The widening gap between models and reality is shown by comparing the projections of Hansen’s 1988 paper where he predicts the future temperature from 3 scenarios of CO2 emissions. These 3 temperature scenarios were: (A) a rate of CO2 concentration growth at about 1.5% per annum; (B) decreasing CO2 growth rates and (C), growth of CO2 ceases after 2000. While CO2 levels have increased at a rate even greater than in Hansen’s scenario A, which should have led to temperatures increasing at a rate greater than scenario A, temperature has actually increased at a rate LESS than offered by scenario C.
Davies’s main complaint is that our article does not adequately highlight Hansen’s so-called “Faustian bargain”. This is that humanity has been getting away with CO2 emissions because aerosol cooling has been masking the CO2 heating. While we did mention it in the interests of balance, the problem is that the trade-off is a classic strategy of irrefutability of an auxiliary hypothesis, ala Popper, by correcting other errors such as ocean heat uptake and ocean warming with unmeasured aerosol cooling.
At this stage Hansen’s remedy of greater cooling from aerosols is only speculation; speculation that contradicts Hansen’s previous work which concluded some warming from aerosols. We wholeheartedly agree with Hansen on the need for direct empirical measurements of aerosols to diminish this major source of uncertainty. But this has not been done and in fact nearly all the forcings that Hansen relies on to support the worsening of AGW are, according to the IPCC’s 4th report, either unmeasured or very uncertain. Yet we are told by Davies that he and Hansen are certain of their effect, in conjunction with CO2, on the climate. How can that be?
This blurring of the distinction between fact and speculation is habitual in climate science and in our opinion tends to exasperate scientists from other fields.
Our article did not review well-known views, such as Hansen’s argument for CO2 climate sensitivity. It focused on the new information, which was the overestimation of heat absorption in the ocean by Hansen’s computer models. This is not in dispute. Davies concedes this. Like Hansen, Davies assumes that the estimation of the cooling effect of aerosols by the computer models must be less than the actual cooling by aerosols. Why? Because, he claims, the evidence for global warming by CO2 is NOT supplied by the models, but by other ‘real’ evidence.
In making the claim that the case for AGW does not rest on computer models and is therefore not vulnerable to the aerosol uncertainty, Davies unfortunately reverts to the churlish falsehood:
This misconception is part of the disinformation put about by the professional deniers funded by the likes of ExxonMobil.
If this is the case, then why then have IPCC computer modelling studies been used to determine the contribution of CO2 to global warming in the last half-century and why has Hansen been at the forefront of that process?
As noted, in our original article we did not deal with the wider issue of AGW, but in respect of Davies’ distinction between the computer models and ‘real’ evidence we can say that the ‘real’ evidence shows even greater departure of models from reality, as the most recent forcing estimates of 0.23 Watts per meter squared is significantly below the 0.6 Watts per meter squared predicted by Hansen from the GISS model for the time period 1993 to 2003 (see here).

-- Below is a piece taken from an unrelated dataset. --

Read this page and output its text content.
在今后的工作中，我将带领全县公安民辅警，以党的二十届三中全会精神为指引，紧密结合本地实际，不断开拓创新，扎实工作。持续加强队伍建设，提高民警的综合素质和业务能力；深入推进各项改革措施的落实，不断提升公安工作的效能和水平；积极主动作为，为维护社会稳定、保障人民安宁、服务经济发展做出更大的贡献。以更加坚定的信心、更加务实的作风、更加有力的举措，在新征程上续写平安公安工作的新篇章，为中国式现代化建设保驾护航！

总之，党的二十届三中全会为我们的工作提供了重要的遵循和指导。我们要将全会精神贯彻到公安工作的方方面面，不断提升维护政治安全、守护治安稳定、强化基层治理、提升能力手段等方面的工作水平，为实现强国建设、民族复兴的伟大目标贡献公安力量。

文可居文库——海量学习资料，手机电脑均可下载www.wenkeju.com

In addition we are not professional deniers funded by anyone.
We are, however, familiar with Hansen’s palaeoclimatic ‘real’ evidence for 3C ‘fast’ climate sensitivity to CO2 doubling, as we are with a number of other findings of ‘fast’ climate sensitivity of less than 1.5C: Douglass, Shaviv, Spencer, Schwartz, Lindzen, Idso, McKitrick, and Scafetta to name a few.
The main palaeoclimatic ‘real’ evidence put forward by Davies concerns the infamous CO2 lag where CO2 changes supposedly follow temperature changes. Using the same graph, which Davies does to illustrate this supposed lag of a few hundred years, Frank Lansner, also retired, shows that, in fact, there is no relationship between CO2 and temperature. The supposed lag of CO2 disappears when the graph is examined properly. The graph shows that temperature actually drops when CO2 is at its maximum levels and therefore maximum warming capacity. Davies like other people makes the mistake of only looking at the graph when both temperature and CO2 are increasing not when CO2 is increasing and temperature is DECREASING. This lack of a relationship between CO2 and temperature is also seen in the recent record with temperature going the opposite direction to CO2 from 1940 to 1976. Then, as now, an unmeasured human aerosol cooling effect is invoked.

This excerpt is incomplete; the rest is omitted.